В селе был определён день недели отпуска керосина, это был вторник. За керосином всё больше бабы, девки да девочки ходили, по той простой причине, что хозяин наказывал мужикам не ходить: смолят самокрутки, того и гляди, до пожара недалеко. Мальчишек он тоже особо не жаловал, и, как узнает, что который уже балуется куревом, – отказывал тому продавать керосин. На той неделе наказывал Коркиным: Яшку ни в коем разе за керосином не посылать.
Отец с матерью, конечно, знали, что сын курит, помалкивали, – сходить за керосином некому будет. Матери все некогда, как белка в колесе, по дому; дочь Дашенька маленькая. Вот и ходил Яшка, пока сам Аксенов не отказал им.
Из мужиков вот только старик Спиридон Иванович Варнаков и ходит за керосином, и то только, что он в родстве Илюше Аксёнову, да так какой мальчонка маленький за материну юбку прицепится.
Пойти за керосином для деревенской женщины – своеобразный поход на люди: баба и платок поновее оденет, и грязный передник снимет, и обувку рваную сбросит.
Да не в каждой ещё семье пользуются керосиновой лампой, есть семьи, которые ещё, живя в скудости, пользуются жировиком или даже лучиной. И те, кто уже завёл керосиновую лампу и моду жить при керосине, могли неделю-другую прожить и без керосина, если из денег выбивалась семья.
Керосин использовали экономно, лишний раз и не зажигали лампы, берегли каждую каплю. Да и брали понемногу, приходили с бидончиками литровыми или полутора литровыми. Иной раз и ужинали, по старинке, – в потёмках, а что: мимо рта не пронесёшь. И считалось, да так оно, и в самом деле, было, что тот, кто пользуется керосином, живёт в достатке. А Аксёновы, говорят, щепки для разжигания печи в керосин макают. Правда-нет, но люди говорят.
Сама же керосиновая лампа была не только неким доказательством достатка, но и украшением крестьянской избы, вон она какая нарядная! – в кружевном ободочке, как девка в кокошнике.

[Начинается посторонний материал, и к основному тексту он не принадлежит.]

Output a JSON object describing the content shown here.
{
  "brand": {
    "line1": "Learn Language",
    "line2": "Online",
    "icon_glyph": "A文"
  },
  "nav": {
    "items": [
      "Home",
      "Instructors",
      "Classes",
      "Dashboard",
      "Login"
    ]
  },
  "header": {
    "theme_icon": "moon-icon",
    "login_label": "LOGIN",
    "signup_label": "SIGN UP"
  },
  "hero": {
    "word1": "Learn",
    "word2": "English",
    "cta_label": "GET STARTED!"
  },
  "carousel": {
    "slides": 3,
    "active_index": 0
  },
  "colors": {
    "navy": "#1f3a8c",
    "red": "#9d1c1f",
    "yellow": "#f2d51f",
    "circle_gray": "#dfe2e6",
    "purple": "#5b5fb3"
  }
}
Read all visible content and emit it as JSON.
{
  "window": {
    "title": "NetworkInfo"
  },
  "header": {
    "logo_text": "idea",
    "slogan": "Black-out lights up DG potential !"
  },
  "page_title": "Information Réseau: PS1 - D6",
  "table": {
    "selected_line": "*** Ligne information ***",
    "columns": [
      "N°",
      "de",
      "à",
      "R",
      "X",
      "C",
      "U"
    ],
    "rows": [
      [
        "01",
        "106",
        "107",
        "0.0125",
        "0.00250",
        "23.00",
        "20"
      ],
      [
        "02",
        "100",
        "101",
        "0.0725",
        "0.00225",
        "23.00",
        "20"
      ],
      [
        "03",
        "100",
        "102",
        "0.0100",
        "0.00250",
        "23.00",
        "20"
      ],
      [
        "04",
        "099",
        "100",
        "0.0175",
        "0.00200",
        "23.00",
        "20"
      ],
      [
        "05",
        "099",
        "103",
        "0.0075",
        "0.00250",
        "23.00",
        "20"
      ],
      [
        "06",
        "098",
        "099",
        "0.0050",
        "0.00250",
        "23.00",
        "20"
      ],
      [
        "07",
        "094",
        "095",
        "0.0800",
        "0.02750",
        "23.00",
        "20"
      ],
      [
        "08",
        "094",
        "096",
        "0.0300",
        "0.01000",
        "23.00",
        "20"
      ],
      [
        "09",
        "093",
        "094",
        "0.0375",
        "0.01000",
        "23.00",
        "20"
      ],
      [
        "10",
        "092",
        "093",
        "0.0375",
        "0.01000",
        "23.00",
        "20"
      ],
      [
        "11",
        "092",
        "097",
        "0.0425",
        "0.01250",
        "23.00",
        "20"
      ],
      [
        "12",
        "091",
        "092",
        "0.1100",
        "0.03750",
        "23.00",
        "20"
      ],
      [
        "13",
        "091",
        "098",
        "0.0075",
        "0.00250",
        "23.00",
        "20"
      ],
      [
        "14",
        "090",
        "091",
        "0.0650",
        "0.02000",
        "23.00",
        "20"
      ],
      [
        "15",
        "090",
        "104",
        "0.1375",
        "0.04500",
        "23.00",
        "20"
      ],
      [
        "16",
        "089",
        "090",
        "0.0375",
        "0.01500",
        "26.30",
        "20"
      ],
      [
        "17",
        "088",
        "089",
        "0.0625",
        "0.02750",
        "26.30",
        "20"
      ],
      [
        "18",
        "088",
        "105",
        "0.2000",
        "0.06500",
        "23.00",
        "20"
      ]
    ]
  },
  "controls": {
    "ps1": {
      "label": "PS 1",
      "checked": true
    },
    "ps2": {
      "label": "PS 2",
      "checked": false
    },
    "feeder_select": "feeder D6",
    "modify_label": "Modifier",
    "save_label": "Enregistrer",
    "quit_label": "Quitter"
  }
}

Со временем мужики научились свои цигарки крутить козьими ножками и прикуривать от стекла лампы, у них это как-то манерно, по-городскому что ли, получалось.
Старики приговаривали:
– Чё чичас не жить! – Засветят лампу, – и светло, как днём; хошь – рубаху шей, хошь – вшей ишши.
В землянку-лавку Илья Никифорович по одному человеку зазывал. Необычность прохладного помещения в летнее знойное время, полутьма, запах керосина, – то был запах города, оттуда эта мода пришла, – не объяснимым образом воздействовал на воображение иной девки-бабы, – кружил голову, окрылял.
Сноха Козиных, Клавдия, – приходила она иногда за керосином, – говорила:
– Мне после керосинной лавки всегда хочется за цветами в поле сбегать, – избу украсить, красоту навести, как в городе… чугунки намыть, песочком их на озере поскрести.